Blake: There’s a lot of things, but one of my favorites is Raymond’s song that has the Krautrock-y section at the end, “I Was Beautiful When I Was Alive,” I really like where that song goes. It starts with a fairly slow, downbeat thing, and then it changes into this sort of metronomic outro section, which I really like. Raymond was recording a lot of the record, being the engineer, so he had to wait until the end before he could put down his vocal parts, and we were all waiting in anticipation to see what he’d come up with, and I think those are the freshest for me.

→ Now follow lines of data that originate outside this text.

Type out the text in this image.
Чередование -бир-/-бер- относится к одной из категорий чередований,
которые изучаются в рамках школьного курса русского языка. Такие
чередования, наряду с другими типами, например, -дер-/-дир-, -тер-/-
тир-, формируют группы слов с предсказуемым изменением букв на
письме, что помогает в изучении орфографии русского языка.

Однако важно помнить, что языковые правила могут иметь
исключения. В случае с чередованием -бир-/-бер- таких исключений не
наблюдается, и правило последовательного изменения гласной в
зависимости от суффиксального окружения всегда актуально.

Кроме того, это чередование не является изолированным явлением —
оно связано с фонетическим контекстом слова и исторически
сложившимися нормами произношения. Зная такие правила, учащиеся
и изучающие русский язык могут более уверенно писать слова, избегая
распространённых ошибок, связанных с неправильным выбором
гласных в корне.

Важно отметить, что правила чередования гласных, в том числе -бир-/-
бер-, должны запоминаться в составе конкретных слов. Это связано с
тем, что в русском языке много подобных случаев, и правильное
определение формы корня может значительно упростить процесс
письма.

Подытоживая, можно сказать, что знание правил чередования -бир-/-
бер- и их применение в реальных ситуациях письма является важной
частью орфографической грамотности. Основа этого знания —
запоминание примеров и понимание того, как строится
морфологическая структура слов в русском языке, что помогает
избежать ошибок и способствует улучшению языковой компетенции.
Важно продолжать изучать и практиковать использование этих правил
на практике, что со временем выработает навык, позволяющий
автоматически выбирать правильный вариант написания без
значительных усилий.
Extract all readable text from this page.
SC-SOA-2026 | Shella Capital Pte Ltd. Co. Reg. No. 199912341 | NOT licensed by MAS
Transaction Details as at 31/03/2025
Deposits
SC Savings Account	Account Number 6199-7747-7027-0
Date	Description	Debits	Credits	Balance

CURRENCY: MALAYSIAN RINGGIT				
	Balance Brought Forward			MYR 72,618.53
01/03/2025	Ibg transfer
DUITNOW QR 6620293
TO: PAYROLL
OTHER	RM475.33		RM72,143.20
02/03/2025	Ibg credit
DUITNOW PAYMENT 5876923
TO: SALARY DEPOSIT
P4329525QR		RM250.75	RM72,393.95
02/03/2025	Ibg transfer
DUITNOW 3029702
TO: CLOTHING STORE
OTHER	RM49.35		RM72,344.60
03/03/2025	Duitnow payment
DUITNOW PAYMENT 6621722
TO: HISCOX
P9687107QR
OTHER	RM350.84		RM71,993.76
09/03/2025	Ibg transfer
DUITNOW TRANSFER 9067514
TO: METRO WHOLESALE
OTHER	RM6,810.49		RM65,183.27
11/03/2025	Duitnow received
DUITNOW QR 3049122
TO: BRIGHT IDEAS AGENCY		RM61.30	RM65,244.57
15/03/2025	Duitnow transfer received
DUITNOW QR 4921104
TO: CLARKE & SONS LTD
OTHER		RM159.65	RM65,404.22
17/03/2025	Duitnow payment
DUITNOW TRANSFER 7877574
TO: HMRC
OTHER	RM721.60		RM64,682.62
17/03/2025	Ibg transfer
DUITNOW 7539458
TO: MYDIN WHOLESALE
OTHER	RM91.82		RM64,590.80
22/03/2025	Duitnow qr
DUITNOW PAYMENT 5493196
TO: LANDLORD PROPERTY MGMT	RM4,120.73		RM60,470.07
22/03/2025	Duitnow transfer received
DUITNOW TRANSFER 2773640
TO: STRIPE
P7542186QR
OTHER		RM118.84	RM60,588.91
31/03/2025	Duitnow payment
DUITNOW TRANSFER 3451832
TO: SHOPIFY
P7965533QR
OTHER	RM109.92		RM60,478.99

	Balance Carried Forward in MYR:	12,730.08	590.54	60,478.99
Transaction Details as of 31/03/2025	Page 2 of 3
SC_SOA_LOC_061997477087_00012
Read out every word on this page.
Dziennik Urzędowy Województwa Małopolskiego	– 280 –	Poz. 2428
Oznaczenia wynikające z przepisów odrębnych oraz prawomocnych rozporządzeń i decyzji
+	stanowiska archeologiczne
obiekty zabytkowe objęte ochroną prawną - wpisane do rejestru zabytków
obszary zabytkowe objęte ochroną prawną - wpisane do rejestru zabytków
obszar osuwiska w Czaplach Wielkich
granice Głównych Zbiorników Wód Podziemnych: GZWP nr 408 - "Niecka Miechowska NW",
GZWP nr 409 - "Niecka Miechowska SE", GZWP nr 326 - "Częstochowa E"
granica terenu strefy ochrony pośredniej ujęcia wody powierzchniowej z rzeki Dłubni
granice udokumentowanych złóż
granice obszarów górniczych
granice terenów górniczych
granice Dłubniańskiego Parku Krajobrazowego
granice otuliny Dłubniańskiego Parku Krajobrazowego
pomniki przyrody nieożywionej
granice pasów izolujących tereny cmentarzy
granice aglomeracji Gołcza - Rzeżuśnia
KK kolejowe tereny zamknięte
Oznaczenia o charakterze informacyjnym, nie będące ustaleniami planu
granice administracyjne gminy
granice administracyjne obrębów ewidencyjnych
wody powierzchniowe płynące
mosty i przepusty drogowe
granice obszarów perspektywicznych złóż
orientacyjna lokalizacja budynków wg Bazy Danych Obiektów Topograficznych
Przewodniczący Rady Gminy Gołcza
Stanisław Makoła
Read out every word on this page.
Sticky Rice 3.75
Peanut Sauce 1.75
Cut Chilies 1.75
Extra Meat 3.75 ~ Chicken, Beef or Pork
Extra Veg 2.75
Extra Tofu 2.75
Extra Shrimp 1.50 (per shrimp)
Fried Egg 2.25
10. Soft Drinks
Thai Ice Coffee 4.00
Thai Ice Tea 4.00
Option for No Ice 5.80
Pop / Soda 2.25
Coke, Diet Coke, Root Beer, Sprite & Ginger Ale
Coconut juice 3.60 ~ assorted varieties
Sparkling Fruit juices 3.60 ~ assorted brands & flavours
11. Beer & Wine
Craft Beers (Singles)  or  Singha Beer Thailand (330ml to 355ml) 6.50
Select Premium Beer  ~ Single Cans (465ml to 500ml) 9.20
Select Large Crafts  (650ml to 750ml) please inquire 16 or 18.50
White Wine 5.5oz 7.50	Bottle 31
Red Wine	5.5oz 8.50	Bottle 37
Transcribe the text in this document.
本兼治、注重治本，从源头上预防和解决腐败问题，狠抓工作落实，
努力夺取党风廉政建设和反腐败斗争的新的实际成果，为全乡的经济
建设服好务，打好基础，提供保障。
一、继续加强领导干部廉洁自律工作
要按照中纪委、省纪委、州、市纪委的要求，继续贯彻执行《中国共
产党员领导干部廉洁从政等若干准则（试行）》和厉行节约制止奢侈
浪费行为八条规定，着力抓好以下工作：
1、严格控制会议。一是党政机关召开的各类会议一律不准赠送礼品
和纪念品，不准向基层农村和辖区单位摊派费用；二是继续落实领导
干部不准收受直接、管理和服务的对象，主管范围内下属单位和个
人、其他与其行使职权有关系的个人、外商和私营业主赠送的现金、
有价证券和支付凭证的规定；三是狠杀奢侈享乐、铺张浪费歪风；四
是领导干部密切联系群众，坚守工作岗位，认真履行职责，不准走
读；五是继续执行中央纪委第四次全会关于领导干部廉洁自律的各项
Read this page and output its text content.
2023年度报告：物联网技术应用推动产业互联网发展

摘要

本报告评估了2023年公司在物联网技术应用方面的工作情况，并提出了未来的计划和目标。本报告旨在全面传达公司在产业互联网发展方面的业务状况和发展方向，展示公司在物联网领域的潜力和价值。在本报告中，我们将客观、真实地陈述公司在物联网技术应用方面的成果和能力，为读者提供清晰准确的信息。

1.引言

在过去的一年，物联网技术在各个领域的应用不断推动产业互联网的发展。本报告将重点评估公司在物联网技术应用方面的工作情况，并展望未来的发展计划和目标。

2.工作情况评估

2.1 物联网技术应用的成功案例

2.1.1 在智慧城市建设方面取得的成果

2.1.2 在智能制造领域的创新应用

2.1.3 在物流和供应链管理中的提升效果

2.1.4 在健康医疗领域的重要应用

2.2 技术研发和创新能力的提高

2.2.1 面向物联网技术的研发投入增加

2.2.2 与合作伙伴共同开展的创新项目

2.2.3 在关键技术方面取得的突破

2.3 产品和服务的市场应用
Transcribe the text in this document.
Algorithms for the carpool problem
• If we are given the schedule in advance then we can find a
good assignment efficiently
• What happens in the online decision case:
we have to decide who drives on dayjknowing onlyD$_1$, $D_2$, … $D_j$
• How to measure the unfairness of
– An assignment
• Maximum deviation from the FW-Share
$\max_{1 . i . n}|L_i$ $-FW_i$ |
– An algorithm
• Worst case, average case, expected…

It’s masochistic to listen to your own music, so I won’t be playing it any more. You play it a lot when you make the record and when you’re mastering it and getting ready for the release, but after that, you don’t get the same enjoyment. The creative process is the thing the musicians get the most enjoyment from, and once you’re finished, you say, “Move on.” I think I’m now at that stage. We still have to play them live, which will be nice, we haven’t even rehearsed them yet, we have to arrange them for the live shows.
AllMusic: On the first album, you had a writing credit on nearly every song. Are you glad that duty has become more shared as the band has gone on?
Blake: Sure. It’s been helpful that the band’s maintained a decent standard of quality through it all, because if you’re looking for one person to write ten albums’ worth of material, that’s like 120 songs, and it’s difficult enough to write one. By spreading the songwriting duties, it helps us keep a reasonable standard across the 10 albums, we’ll come into the studio with six songs each and self-edit them down to four, and use extras for B-sides.
AllMusic: If someone in 1990 had told you that this band would make 10 albums...
Blake: I think I would have been surprised by that. Most bands would be, not many people get to 10 records, bands break up, often after one record. It’s a great achievement, it’s something we can look back and be proud of.
'Here' is out today on Merge Records. Teenage Fanclub will be on the road for the rest of 2016.